Patients with soft tissue sarcoma usually seek medical attention because of a recent rapid increase in the size of a slowly growing lump.

The fact that the swelling has been present for many years and has not changed in size does not necessarily mean that it is benign. Pain in the area of the swelling is rarely present (snovial sarcoma, malignant nerve sheath tumor, etc.). The absence of pain may lead to the assumption that the tumor is benign and delay the diagnosis. Very large masses may cause vascular and nerve compression and may present with neurovascular findings (numbness, burning, weakness, etc.). Malignant soft tissue tumors are usually deeply localized and large in size, but being superficial and small does not necessarily mean that it is benign.

Diagnosis

Radiologic evaluation of patients with soft tissue sarcomas should begin with direct radiography (x-ray). The most commonly used imaging modality for soft tissue malignancies is contrast-enhanced magnetic resonance imaging (MRI). MRI provides information about size, borders, internal structure, proximity to major vessels and nerves, and surrounding edema. MRI is also used to evaluate response to adjuvant treatment (chemotherapy, radiation), plan surgery, and monitor recurrence after surgery.

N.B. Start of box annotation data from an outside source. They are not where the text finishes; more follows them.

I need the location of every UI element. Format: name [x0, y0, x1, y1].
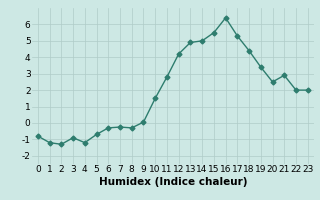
X-axis label: Humidex (Indice chaleur): Humidex (Indice chaleur) — [99, 177, 247, 187]
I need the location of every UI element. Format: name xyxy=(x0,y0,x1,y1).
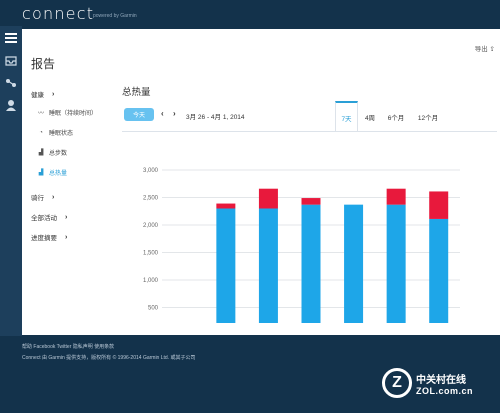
watermark-text: 中关村在线 ZOL.com.cn xyxy=(416,371,473,396)
zol-watermark: Z 中关村在线 ZOL.com.cn xyxy=(382,368,473,398)
today-button[interactable]: 今天 xyxy=(124,108,154,121)
bar-segment-excess xyxy=(216,203,236,209)
chart-header-divider xyxy=(122,131,497,132)
powered-by-text: powered by Garmin xyxy=(93,13,137,19)
footer-copyright: Connect 由 Garmin 提供支持，版权所有 © 1996-2014 G… xyxy=(22,355,196,361)
sidebar-section-progress[interactable]: 进度摘要 › xyxy=(31,232,68,243)
prev-arrow-icon[interactable]: ‹ xyxy=(161,109,164,118)
bar-segment-base xyxy=(258,208,278,323)
y-tick-label: 3,000 xyxy=(143,168,159,174)
sidebar-section-health[interactable]: 健康 › xyxy=(31,89,55,100)
top-bar: connect powered by Garmin xyxy=(0,0,500,26)
watermark-cn: 中关村在线 xyxy=(416,374,466,386)
sidebar-item-total-calories[interactable]: ▟ 总热量 xyxy=(37,168,67,177)
y-tick-label: 500 xyxy=(148,306,159,312)
sidebar-section-cycling[interactable]: 骑行 › xyxy=(31,192,55,203)
tab-4-weeks[interactable]: 4周 xyxy=(364,114,376,122)
sidebar-section-label: 健康 xyxy=(31,92,44,99)
sidebar-item-label: 睡眠（持续时间） xyxy=(49,111,98,117)
export-button[interactable]: 导出 ⇪ xyxy=(474,46,495,53)
tab-7-days[interactable]: 7天 xyxy=(335,101,358,132)
sidebar-item-total-steps[interactable]: ▟ 总步数 xyxy=(37,148,67,157)
bar-segment-excess xyxy=(258,188,278,209)
bar-segment-base xyxy=(216,208,236,323)
connections-icon[interactable] xyxy=(4,76,18,90)
calories-bar-chart: 05001,0001,5002,0002,5003,000周三周四周五周六周日周… xyxy=(143,168,460,323)
bar-segment-base xyxy=(429,218,449,323)
clock-icon: ◔ xyxy=(39,129,43,136)
footer-links[interactable]: 帮助 Facebook Twitter 隐私声明 使用条款 xyxy=(22,344,115,350)
sleep-wave-icon: 〰 xyxy=(37,111,44,117)
connect-logo[interactable]: connect xyxy=(22,4,95,23)
bar-segment-base xyxy=(301,204,321,323)
y-tick-label: 2,000 xyxy=(143,223,159,229)
user-icon[interactable] xyxy=(4,98,18,112)
page-title: 报告 xyxy=(31,57,56,71)
chevron-right-icon: › xyxy=(65,233,68,241)
bar-segment-excess xyxy=(301,198,321,205)
bar-chart-icon: ▟ xyxy=(38,170,44,176)
chevron-down-icon: › xyxy=(52,90,55,98)
left-nav xyxy=(0,26,22,336)
bar-segment-base xyxy=(344,204,364,323)
sidebar-section-label: 进度摘要 xyxy=(31,235,57,242)
main-panel: 导出 ⇪ 报告 健康 › 〰 睡眠（持续时间） ◔ 睡眠状态 ▟ 总步数 ▟ 总… xyxy=(22,29,500,335)
sidebar-item-sleep-duration[interactable]: 〰 睡眠（持续时间） xyxy=(37,108,97,117)
next-arrow-icon[interactable]: › xyxy=(173,109,176,118)
chevron-right-icon: › xyxy=(65,213,68,221)
inbox-icon[interactable] xyxy=(4,54,18,68)
chevron-right-icon: › xyxy=(52,193,55,201)
sidebar-item-label: 总步数 xyxy=(49,151,68,157)
menu-icon[interactable] xyxy=(4,31,18,45)
y-tick-label: 1,500 xyxy=(143,251,159,257)
watermark-en: ZOL.com.cn xyxy=(416,385,474,396)
date-range: 3月 26 - 4月 1, 2014 xyxy=(186,114,245,121)
tab-12-months[interactable]: 12个月 xyxy=(417,114,439,122)
y-tick-label: 2,500 xyxy=(143,196,159,202)
zol-logo-mark: Z xyxy=(382,368,412,398)
sidebar-section-all-activities[interactable]: 全部活动 › xyxy=(31,212,68,223)
sidebar-item-label: 睡眠状态 xyxy=(49,131,74,137)
y-tick-label: 1,000 xyxy=(143,278,159,284)
chart-title: 总热量 xyxy=(122,87,151,98)
bar-segment-excess xyxy=(386,188,406,205)
bar-segment-base xyxy=(386,204,406,323)
sidebar-section-label: 全部活动 xyxy=(31,215,57,222)
bar-chart-icon: ▟ xyxy=(38,150,44,156)
sidebar-section-label: 骑行 xyxy=(31,195,44,202)
sidebar-item-label: 总热量 xyxy=(49,171,68,177)
bar-segment-excess xyxy=(429,191,449,219)
tab-6-months[interactable]: 6个月 xyxy=(387,114,405,122)
sidebar-item-sleep-status[interactable]: ◔ 睡眠状态 xyxy=(37,128,74,138)
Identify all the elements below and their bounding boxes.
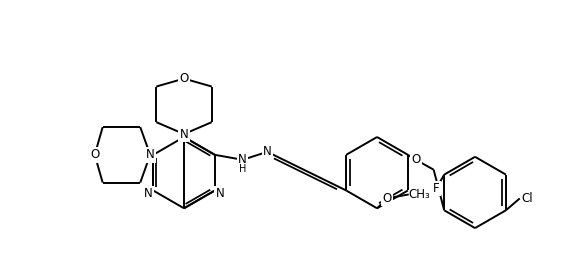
Text: N: N <box>215 187 225 200</box>
Text: N: N <box>238 153 247 166</box>
Text: N: N <box>180 127 188 140</box>
Text: O: O <box>179 72 189 85</box>
Text: CH₃: CH₃ <box>409 188 430 201</box>
Text: N: N <box>263 145 272 158</box>
Text: H: H <box>239 164 246 174</box>
Text: Cl: Cl <box>522 192 534 205</box>
Text: N: N <box>180 125 188 138</box>
Text: O: O <box>382 192 392 205</box>
Text: N: N <box>143 187 153 200</box>
Text: O: O <box>90 148 99 161</box>
Text: F: F <box>433 182 439 195</box>
Text: O: O <box>411 153 421 166</box>
Text: N: N <box>146 148 155 161</box>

Patients with soft tissue sarcoma are diagnosed with a biopsy after clinical and radiologic evaluation. The biopsy is often performed closed or rarely open with specialized needles. Because there are many different subtypes of malignant soft tissue tumors, it is important that the orthopedic surgeon performing the biopsy and the pathologist interpreting the biopsy have experience with bone and soft tissue tumors. The patient diagnosed with a malignant soft tissue tumor will be staged (examined) for the presence of metastasis (spread). PET-CT, CT scan and whole body MRI can be used for screening. These tumors usually metastasize via the hematogenous (blood) route, but some (synovial sacroma, epithelioid sarcoma, clear cell sarcoma, rhabdomyosarcoma, and angiosarcoma) metastasize via the lymphogenous (lymph) route. The most common site of metastasis is the lung.

Treatment

The primary treatment for soft tissue sarcomas is surgical removal of the tumor with wide margins. The tumor that is not cleanly removed with wide margins has a nearly one hundred percent recurrence rate and is prone to metastasis. For this reason, it is critical that the surgeon performing the surgery be an orthopedic oncologist with experience in this area.

Radiotherapy (radiation therapy) is used before or after surgery to facilitate surgery, to contain the tumor from adjacent vascular nerves, and to reduce recurrence. Although there are advantages and disadvantages to using radiation before or after surgery, there is no absolute superiority of one over the other. The most common side effect of radiotherapy is the risk of developing wound problems (infection, wound dehiscence, skin stiffness, etc.). Chemotherapy is not routinely used in the treatment of malignant soft tissue tumors. Chemotherapy is used especially in the presence of metastases, certain subtypes (rhabdomyosarcoma, synovial sarcoma, etc.), deep-seated and large tumors. Patients treated for malignant soft tissue tumors should be followed for many years at regular intervals for recurrence and metastases.